The UNC Health Sciences Library (HSL) is preparing for reductions to the FY 2010/2011 acquisitions budget. As a result, we are again reviewing all areas of purchasing and asking publishers to keep price increases to a minimum for 2011. However, the primary strategy for finding reductions is to continue the 2009 comprehensive review of active journal subscriptions. Approximately 95 percent of HSL’s acquisitions budget is spent on journal or database subscriptions. To achieve budget reductions we must lower this recurring annual expense through targeted cancellations.
Last year, 670 users helped us evaluate our subscriptions and we need even more help this year. During the next couple of months we plan to post a list of potential journal cancellations and to ask for feedback. Here is some preliminary information about this review effort, which is also available via the Journal Review homepage:
Cancellation Criteria
Timeline
FAQ
Our goal is the same as for 2009: to keep as much valued content available as possible, minimizing negative impact on our community of users, while still achieving our budget reduction targets. Please keep checking the Journal Review homepage for updates and changes, and your opportunity to provide feedback. We value all feedback received and use it to help make the best decisions possible.

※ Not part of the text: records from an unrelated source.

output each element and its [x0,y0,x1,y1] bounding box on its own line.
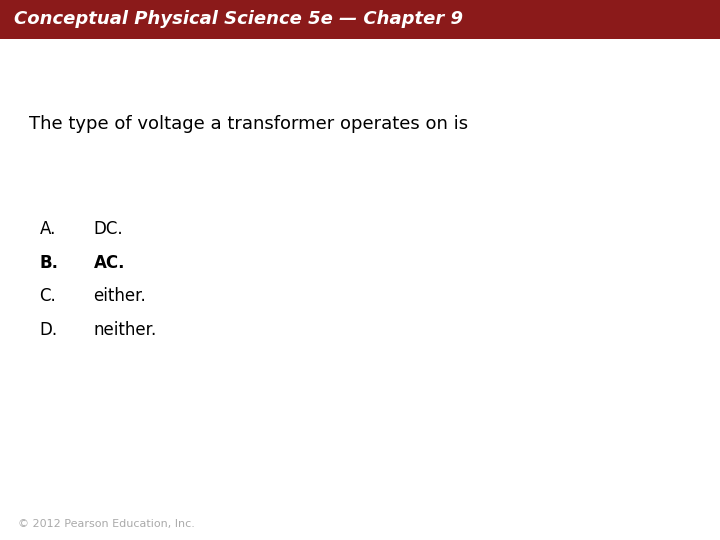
FancyBboxPatch shape [0,0,720,39]
Text: A.: A. [40,220,56,239]
Text: D.: D. [40,321,58,339]
Text: B.: B. [40,254,58,272]
Text: The type of voltage a transformer operates on is: The type of voltage a transformer operat… [29,115,468,133]
Text: either.: either. [94,287,146,306]
Text: C.: C. [40,287,56,306]
Text: Conceptual Physical Science 5e — Chapter 9: Conceptual Physical Science 5e — Chapter… [14,10,464,29]
Text: neither.: neither. [94,321,157,339]
Text: DC.: DC. [94,220,123,239]
Text: AC.: AC. [94,254,125,272]
Text: © 2012 Pearson Education, Inc.: © 2012 Pearson Education, Inc. [18,519,195,529]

The 2009 review process helped greatly to reduce recurring annual expenses. Through extensive feedback from the UNC Chapel Hill Health Affairs community and beyond, and through aggressive negotiations with journal publishers for better pricing, we were able to cancel only 58 titles. We also implemented other changes to save costs, such as converting more journal subscriptions from print plus online to online only. However, these savings will not carry the HSL through another budget reduction in 2010/2011, so the comprehensive review continues.
While the need to reduce the acquisitions budget is driven partly by current economic conditions, carrying out a journals cancellation review is normal library practice, done most recently in 2009 and 2003. Furthermore, our acquisitions budget cannot keep pace with the annual price increases for journals in the health sciences, as the average cost of a health sciences journal is now $1,400.